A COMMUNNITY targeted by a number of developers in recent years, has applied for Neighbourhood Area designation, which will ultimately allows its residents to state where and how they would like their town to develop.

A steering group led by Stokesley Parish Council has applied to Hambleton District Council have the town designated a Neighbourhood Area.

If approved, the status will allow it to go ahead and draw up a Neighbourhood Plan, which will formally state developments residents would like to see in Stokesley over the next five to ten years in leisure, transport, parking, retail, housing, employment and health and social care.

The idea came after a group of residents in the town formed Save Our Stokesley, to fight plans for a proposed supermarket on the town’s bypass, which many feared would kill off trade for the High Street’s many independent shops and businesses.

The developers eventually pulled the plug on the proposals, but several members of Save Our Stokesley felt rather than continually reacting to developers, they should seize the initiative and articulate what the town did want.

One member, Ian Blakemore, who has since joined Stokesley Parish Council, said: “We thought it would be better to harness what people do want rather than get them to stand against what they don’t.

“But it’s much more difficult for people to say what they do want.
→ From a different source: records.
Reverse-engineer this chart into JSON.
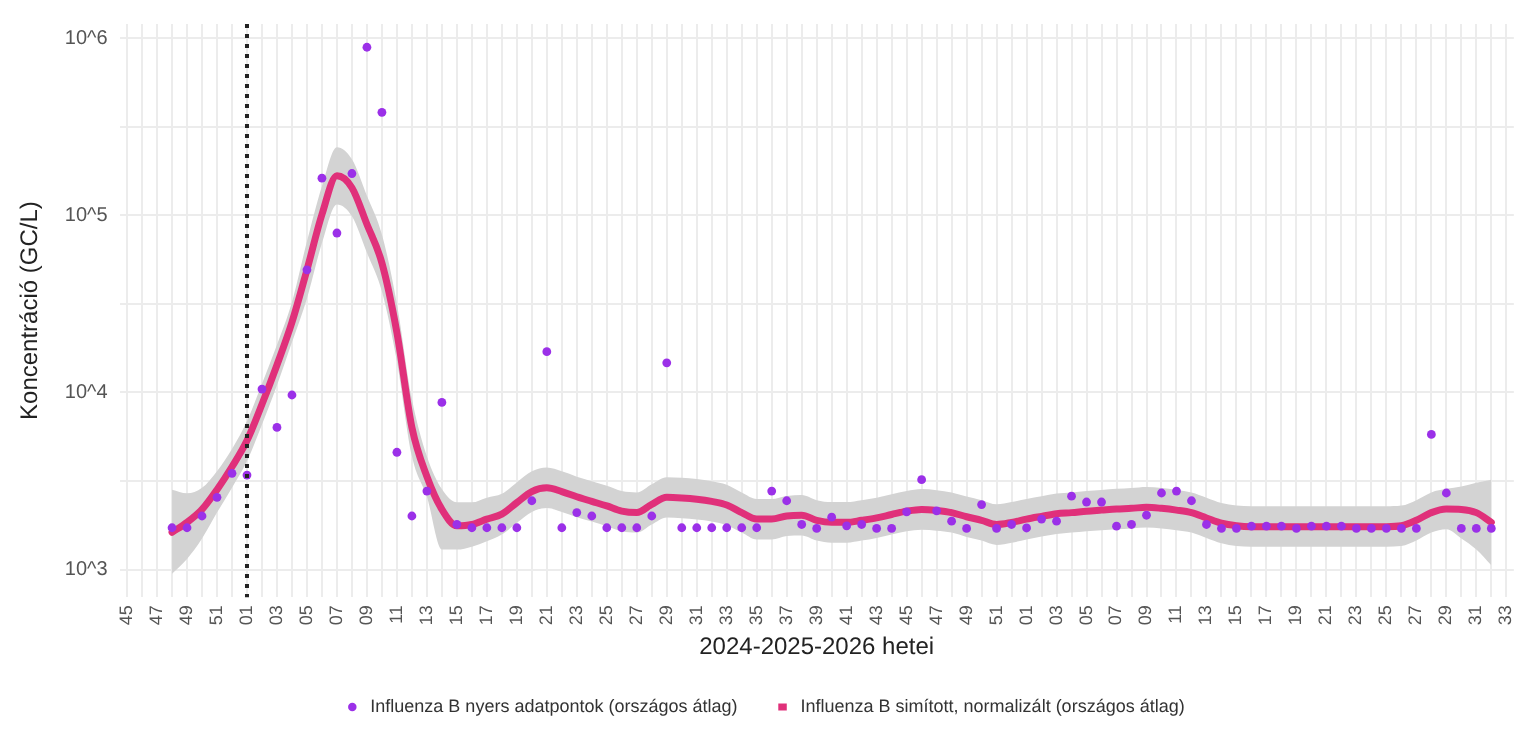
{
  "chart_data": {
    "type": "line",
    "xlabel": "2024-2025-2026 hetei",
    "ylabel": "Koncentráció (GC/L)",
    "categories": [
      "45",
      null,
      "47",
      null,
      "49",
      null,
      "51",
      null,
      "01",
      null,
      "03",
      null,
      "05",
      null,
      "07",
      null,
      "09",
      null,
      "11",
      null,
      "13",
      null,
      "15",
      null,
      "17",
      null,
      "19",
      null,
      "21",
      null,
      "23",
      null,
      "25",
      null,
      "27",
      null,
      "29",
      null,
      "31",
      null,
      "33",
      null,
      "35",
      null,
      "37",
      null,
      "39",
      null,
      "41",
      null,
      "43",
      null,
      "45",
      null,
      "47",
      null,
      "49",
      null,
      "51",
      null,
      "01",
      null,
      "03",
      null,
      "05",
      null,
      "07",
      null,
      "09",
      null,
      "11",
      null,
      "13",
      null,
      "15",
      null,
      "17",
      null,
      "19",
      null,
      "21",
      null,
      "23",
      null,
      "25",
      null,
      "27",
      null,
      "29",
      null,
      "31",
      null,
      "33"
    ],
    "log": "y",
    "ylim": [
      700,
      1200000
    ],
    "yticks": [
      {
        "value": 1000,
        "label": "10^3"
      },
      {
        "value": 3162,
        "label": null
      },
      {
        "value": 10000,
        "label": "10^4"
      },
      {
        "value": 31623,
        "label": null
      },
      {
        "value": 100000,
        "label": "10^5"
      },
      {
        "value": 316228,
        "label": null
      },
      {
        "value": 1000000,
        "label": "10^6"
      }
    ],
    "grid": true,
    "legend": "bottom",
    "ref_lines": [
      {
        "axis": "x",
        "value": "01",
        "color": "#222222",
        "line_style": "dotted"
      }
    ],
    "series": [
      {
        "name": "Influenza B nyers adatpontok (országos átlag)",
        "type": "scatter",
        "marker": "circle",
        "color": "#9b30e8",
        "values": [
          null,
          null,
          null,
          1725,
          1725,
          2010,
          2560,
          3500,
          3420,
          10450,
          6350,
          9680,
          49200,
          162000,
          79400,
          172000,
          887000,
          381000,
          4600,
          2010,
          2780,
          8790,
          1800,
          1725,
          1725,
          1725,
          1725,
          2450,
          17000,
          1725,
          2100,
          2010,
          1725,
          1725,
          1725,
          2010,
          14700,
          1725,
          1725,
          1725,
          1725,
          1725,
          1725,
          2780,
          2450,
          1800,
          1710,
          1980,
          1770,
          1800,
          1710,
          1710,
          2120,
          3220,
          2150,
          1880,
          1710,
          2330,
          1710,
          1800,
          1720,
          1930,
          1880,
          2600,
          2410,
          2410,
          1760,
          1800,
          2030,
          2710,
          2780,
          2450,
          1800,
          1710,
          1710,
          1760,
          1760,
          1760,
          1710,
          1760,
          1760,
          1760,
          1710,
          1710,
          1710,
          1710,
          1710,
          5800,
          2710,
          1710,
          1710,
          1710,
          null
        ]
      },
      {
        "name": "Influenza B simított, normalizált (országos átlag)",
        "marker": "none",
        "line_style": "solid",
        "color": "#e0307a",
        "values": [
          null,
          null,
          null,
          1625,
          1850,
          2190,
          2830,
          3810,
          5360,
          8580,
          14300,
          24900,
          49200,
          101000,
          167000,
          143000,
          89000,
          53800,
          21800,
          6350,
          3360,
          2190,
          1770,
          1800,
          1930,
          2060,
          2390,
          2760,
          2900,
          2760,
          2580,
          2430,
          2290,
          2140,
          2100,
          2340,
          2560,
          2540,
          2500,
          2430,
          2320,
          2100,
          1930,
          1930,
          2010,
          2030,
          1900,
          1850,
          1850,
          1900,
          1960,
          2050,
          2140,
          2190,
          2160,
          2100,
          1990,
          1900,
          1800,
          1850,
          1930,
          2000,
          2070,
          2100,
          2140,
          2170,
          2200,
          2220,
          2250,
          2220,
          2170,
          2100,
          1960,
          1830,
          1770,
          1750,
          1750,
          1750,
          1750,
          1750,
          1750,
          1750,
          1750,
          1750,
          1750,
          1770,
          1900,
          2100,
          2200,
          2190,
          2100,
          1850,
          null
        ],
        "lower": [
          null,
          null,
          null,
          950,
          1150,
          1500,
          2100,
          2900,
          4100,
          6600,
          11000,
          19200,
          33900,
          69700,
          115000,
          98600,
          61400,
          37100,
          15000,
          4380,
          2580,
          1300,
          1300,
          1350,
          1450,
          1580,
          1840,
          2120,
          2230,
          2120,
          1980,
          1870,
          1760,
          1650,
          1620,
          1800,
          1970,
          1950,
          1920,
          1870,
          1780,
          1620,
          1480,
          1480,
          1550,
          1560,
          1460,
          1420,
          1420,
          1460,
          1510,
          1580,
          1650,
          1680,
          1660,
          1620,
          1530,
          1460,
          1380,
          1420,
          1480,
          1540,
          1590,
          1620,
          1650,
          1670,
          1690,
          1710,
          1730,
          1710,
          1670,
          1620,
          1510,
          1410,
          1360,
          1350,
          1350,
          1350,
          1350,
          1350,
          1350,
          1350,
          1350,
          1350,
          1350,
          1360,
          1460,
          1620,
          1690,
          1500,
          1300,
          1060,
          null
        ],
        "upper": [
          null,
          null,
          null,
          2830,
          2700,
          2900,
          3600,
          4800,
          6900,
          11200,
          18600,
          32400,
          71300,
          146000,
          242000,
          207000,
          129000,
          78000,
          31600,
          9210,
          4370,
          2850,
          2400,
          2400,
          2550,
          2680,
          3110,
          3590,
          3770,
          3590,
          3350,
          3160,
          2980,
          2780,
          2730,
          3040,
          3330,
          3300,
          3250,
          3160,
          3020,
          2730,
          2510,
          2510,
          2610,
          2640,
          2470,
          2410,
          2410,
          2470,
          2550,
          2670,
          2780,
          2850,
          2810,
          2730,
          2590,
          2470,
          2340,
          2410,
          2510,
          2600,
          2690,
          2730,
          2780,
          2820,
          2860,
          2890,
          2930,
          2890,
          2820,
          2730,
          2550,
          2380,
          2300,
          2280,
          2280,
          2280,
          2280,
          2280,
          2280,
          2280,
          2280,
          2280,
          2280,
          2300,
          2470,
          2730,
          2860,
          2950,
          3100,
          3220,
          null
        ]
      }
    ]
  }
}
Around that time we saw there was the neighbourhood plan and thought we should give that a go.”

They held a meeting earlier this summer where residents could write down their ideas for what they thought should be the priorities in the town’s future development over the next few years.

Ideas were written on coloured sticky notes and stuck on a wall.

“That meeting really was the beginning of a process of gathering people’s views,” said Cllr Blakemore.

“It involved saying ‘What would you like to see more of? Do you want better parking? More shops? More houses?”

In the end 1,500 coloured sticky notes containing suggestions were amassed. One of the most popular suggestions was securing the future of the library and better parking in the town, but there were also new suggestions such as installing a climbing wall at the leisure centre.

The Neighbourhood Plan steering group is now analysing the data.

Once its Neighbourhood Area status is approved by Hambleton council, the steering group will send a questionnaire out to the whole town based on the feedback and use it to draw up a Neighbourhood Plan.